Post-tech, MD Mark and I ate amazing food.  This is not a food blog (surprise!), but it was that good, it’s worth a vague mention in the chronicles of forever.

Next day, show day number one!  This is the part where I tell you we were given the full five-star treatment at this festival.  The hotel was amazing, the hotel breakfast was amazing, everyone was super, super nice, and I got interviewed by the ABC alongside a star of Broadway just before my show.  Surreal and super cool.  Then it was lovely showtime followed by amazing pizza in the Winter Garden (there I go talking about food again).  It was all very sparkly – about as sparkly as my “distractingly pretty” MD Mark Chamberlain.  I can claim credit for his Tetris tie, but it is hardly the locks of Samson.

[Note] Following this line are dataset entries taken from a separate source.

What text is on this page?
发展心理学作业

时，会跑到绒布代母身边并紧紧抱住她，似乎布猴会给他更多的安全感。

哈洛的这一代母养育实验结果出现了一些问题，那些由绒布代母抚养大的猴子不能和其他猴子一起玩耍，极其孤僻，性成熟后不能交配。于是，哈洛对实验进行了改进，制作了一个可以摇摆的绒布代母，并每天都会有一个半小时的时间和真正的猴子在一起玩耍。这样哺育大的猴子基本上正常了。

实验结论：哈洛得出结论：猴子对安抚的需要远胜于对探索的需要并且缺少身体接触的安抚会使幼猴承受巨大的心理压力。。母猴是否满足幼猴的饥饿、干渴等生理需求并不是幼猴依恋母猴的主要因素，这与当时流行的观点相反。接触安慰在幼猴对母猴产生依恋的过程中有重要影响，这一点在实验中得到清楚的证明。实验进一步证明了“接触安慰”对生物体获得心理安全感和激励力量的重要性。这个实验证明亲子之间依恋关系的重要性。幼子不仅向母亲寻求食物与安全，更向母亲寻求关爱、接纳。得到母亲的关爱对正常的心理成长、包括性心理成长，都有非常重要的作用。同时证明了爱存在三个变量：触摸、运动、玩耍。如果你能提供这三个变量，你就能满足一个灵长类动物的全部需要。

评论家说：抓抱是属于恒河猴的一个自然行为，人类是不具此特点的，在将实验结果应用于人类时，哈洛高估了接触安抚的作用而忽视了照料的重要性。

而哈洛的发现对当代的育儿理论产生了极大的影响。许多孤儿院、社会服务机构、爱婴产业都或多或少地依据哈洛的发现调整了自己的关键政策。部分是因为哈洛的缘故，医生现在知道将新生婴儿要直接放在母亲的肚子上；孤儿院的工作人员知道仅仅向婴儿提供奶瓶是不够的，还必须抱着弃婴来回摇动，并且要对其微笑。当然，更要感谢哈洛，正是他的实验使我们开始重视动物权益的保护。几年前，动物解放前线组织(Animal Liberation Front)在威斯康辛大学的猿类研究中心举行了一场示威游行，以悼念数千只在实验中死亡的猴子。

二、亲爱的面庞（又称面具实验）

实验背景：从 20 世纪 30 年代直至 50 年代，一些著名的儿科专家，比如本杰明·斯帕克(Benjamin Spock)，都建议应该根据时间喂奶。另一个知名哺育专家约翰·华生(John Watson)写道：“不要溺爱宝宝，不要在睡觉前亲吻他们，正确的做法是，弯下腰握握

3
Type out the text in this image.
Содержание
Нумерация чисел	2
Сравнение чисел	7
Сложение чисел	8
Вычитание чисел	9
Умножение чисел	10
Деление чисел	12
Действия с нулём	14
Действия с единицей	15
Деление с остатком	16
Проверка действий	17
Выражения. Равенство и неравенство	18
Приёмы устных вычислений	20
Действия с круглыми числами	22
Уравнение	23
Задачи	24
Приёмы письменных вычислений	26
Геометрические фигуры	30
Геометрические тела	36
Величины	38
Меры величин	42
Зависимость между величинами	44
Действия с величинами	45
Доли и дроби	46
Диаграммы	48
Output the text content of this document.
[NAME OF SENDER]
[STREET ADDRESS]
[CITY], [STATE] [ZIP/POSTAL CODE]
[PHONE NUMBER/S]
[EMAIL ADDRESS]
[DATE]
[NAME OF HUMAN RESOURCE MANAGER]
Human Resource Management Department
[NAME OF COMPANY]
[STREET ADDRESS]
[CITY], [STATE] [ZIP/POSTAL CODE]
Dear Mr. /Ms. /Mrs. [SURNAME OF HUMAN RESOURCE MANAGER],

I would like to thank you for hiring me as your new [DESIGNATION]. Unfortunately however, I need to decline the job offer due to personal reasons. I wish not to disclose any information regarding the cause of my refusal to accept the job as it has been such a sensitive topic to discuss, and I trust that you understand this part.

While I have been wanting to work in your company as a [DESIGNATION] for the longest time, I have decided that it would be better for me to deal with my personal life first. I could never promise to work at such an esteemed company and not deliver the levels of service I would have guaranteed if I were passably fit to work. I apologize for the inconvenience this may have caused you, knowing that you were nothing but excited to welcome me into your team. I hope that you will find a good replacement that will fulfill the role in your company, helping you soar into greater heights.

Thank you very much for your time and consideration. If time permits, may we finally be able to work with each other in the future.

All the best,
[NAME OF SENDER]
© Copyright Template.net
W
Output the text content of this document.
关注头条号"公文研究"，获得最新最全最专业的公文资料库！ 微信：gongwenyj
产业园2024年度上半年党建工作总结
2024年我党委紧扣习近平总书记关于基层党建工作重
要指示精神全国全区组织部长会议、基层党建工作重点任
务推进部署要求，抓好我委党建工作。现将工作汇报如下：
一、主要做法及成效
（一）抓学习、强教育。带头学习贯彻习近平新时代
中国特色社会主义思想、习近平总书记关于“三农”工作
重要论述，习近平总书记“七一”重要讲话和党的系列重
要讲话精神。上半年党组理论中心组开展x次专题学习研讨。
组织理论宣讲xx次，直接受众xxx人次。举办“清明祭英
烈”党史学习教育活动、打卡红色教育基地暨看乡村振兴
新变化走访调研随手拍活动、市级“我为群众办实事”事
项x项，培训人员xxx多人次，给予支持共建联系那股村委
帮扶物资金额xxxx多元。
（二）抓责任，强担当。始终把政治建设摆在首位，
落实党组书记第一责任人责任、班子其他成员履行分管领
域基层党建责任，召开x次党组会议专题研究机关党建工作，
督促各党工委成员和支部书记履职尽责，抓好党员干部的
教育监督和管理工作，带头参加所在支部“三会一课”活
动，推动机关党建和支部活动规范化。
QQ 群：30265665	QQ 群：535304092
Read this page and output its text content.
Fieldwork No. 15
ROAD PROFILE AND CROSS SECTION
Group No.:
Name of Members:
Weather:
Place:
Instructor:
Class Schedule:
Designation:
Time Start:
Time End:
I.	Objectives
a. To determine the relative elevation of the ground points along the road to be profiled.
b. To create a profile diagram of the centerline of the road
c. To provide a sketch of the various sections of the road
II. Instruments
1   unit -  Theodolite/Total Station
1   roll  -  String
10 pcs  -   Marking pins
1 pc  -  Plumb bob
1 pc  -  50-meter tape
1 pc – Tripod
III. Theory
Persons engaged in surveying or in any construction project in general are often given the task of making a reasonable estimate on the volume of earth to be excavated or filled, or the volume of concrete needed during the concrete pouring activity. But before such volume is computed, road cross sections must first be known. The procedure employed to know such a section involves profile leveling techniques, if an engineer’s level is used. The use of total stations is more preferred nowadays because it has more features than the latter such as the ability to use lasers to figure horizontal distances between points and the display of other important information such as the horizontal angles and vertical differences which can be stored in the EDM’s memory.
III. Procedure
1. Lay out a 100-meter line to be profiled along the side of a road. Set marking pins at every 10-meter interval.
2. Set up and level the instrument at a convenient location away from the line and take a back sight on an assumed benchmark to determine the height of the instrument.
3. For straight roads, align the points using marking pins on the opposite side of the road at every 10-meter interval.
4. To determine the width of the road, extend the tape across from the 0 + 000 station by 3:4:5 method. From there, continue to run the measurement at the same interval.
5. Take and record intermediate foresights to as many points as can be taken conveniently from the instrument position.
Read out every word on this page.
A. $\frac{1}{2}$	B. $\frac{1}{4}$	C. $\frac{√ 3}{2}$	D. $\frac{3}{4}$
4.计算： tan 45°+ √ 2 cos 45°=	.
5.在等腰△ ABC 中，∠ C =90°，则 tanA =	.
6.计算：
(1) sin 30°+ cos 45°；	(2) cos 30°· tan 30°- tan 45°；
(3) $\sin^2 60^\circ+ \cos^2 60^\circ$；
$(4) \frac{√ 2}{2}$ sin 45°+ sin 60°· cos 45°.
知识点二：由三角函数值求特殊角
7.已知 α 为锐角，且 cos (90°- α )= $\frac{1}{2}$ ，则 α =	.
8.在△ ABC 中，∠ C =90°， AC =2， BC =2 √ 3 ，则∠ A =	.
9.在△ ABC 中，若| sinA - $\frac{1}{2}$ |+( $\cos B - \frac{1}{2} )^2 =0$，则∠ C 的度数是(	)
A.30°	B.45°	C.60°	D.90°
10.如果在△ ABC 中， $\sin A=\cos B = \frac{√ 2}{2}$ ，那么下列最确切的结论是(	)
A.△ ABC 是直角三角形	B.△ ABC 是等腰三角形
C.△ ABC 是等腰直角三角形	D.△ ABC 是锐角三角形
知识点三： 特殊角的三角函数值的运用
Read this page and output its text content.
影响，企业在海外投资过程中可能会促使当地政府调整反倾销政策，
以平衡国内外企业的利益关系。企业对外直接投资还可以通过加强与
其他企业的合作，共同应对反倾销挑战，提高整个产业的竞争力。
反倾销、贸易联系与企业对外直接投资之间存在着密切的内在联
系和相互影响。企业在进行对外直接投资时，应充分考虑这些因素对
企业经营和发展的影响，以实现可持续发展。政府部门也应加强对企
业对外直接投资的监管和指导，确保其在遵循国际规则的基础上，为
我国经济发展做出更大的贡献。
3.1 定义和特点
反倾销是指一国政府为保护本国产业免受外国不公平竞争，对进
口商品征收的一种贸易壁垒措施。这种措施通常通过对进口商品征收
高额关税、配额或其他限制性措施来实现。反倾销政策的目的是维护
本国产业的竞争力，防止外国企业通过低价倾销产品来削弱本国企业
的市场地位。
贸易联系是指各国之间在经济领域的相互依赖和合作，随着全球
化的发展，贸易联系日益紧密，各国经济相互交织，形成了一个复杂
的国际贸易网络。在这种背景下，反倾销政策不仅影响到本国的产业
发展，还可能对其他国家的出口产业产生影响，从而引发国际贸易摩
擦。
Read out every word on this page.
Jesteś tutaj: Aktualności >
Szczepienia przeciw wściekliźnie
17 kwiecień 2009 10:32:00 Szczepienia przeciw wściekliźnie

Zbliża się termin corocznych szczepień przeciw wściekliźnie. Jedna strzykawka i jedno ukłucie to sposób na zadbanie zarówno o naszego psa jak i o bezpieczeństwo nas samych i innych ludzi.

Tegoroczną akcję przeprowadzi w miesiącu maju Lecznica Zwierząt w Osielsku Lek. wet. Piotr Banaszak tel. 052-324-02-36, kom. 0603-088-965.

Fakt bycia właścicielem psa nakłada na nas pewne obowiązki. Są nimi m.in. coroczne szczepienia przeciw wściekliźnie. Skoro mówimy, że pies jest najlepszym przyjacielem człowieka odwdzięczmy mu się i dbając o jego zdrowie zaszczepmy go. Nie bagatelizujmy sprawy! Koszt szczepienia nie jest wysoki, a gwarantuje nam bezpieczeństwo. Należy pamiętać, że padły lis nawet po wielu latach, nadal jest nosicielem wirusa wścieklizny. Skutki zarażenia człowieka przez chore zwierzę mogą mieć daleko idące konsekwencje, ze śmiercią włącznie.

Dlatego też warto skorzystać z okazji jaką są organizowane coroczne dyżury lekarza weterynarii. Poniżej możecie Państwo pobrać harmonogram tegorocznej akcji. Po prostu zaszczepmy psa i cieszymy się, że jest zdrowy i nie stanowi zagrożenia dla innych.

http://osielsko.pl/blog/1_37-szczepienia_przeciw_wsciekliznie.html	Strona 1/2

It was pretty terrific in Radelaide, I’ve got to say.  People liked us!  They really liked us… even if I don’t know what vocal range ‘feminist’ is, and even if they questioned my nerd cred (so help me you are wrong, Advertiser – Super Mario is 27 this year!)

By show day number two, I really could’ve got used to the freakin’ sweet treatment.  I’d love to have that breakfast buffet everywhere I went.  And later that day, I treated myself to an awkwardly named but delicious lunch.  Enough with the food already!  I should eat before I blog…

To top it all off, our second Adelaide audience was – hands down – the nerdiest pack of uber-nerds to enter the LadyNerd realm.  Oh yes, it was as racy as that sounds – I could’ve married this entire audience.  They were so on-the-ball with every single reference in the show, they were laughing and cheering punchlines on approach (biggest cheer for “Tom Baker” so far – they didn’t even wait for the rest of the line “the best Doctor Who”. Sharp as a tack!).  They talked back at me – in a good way – and I talked back at them and, lo, it was amazing fun.  As a relative newcomer to solo work, all I can say is – more of THAT, please!  So thank you if you were there.  What an unbelievable way to end our mini-tour!

Next, it’s the steam-train to Edinburgh Fringe.  Not literally.  It’s really far.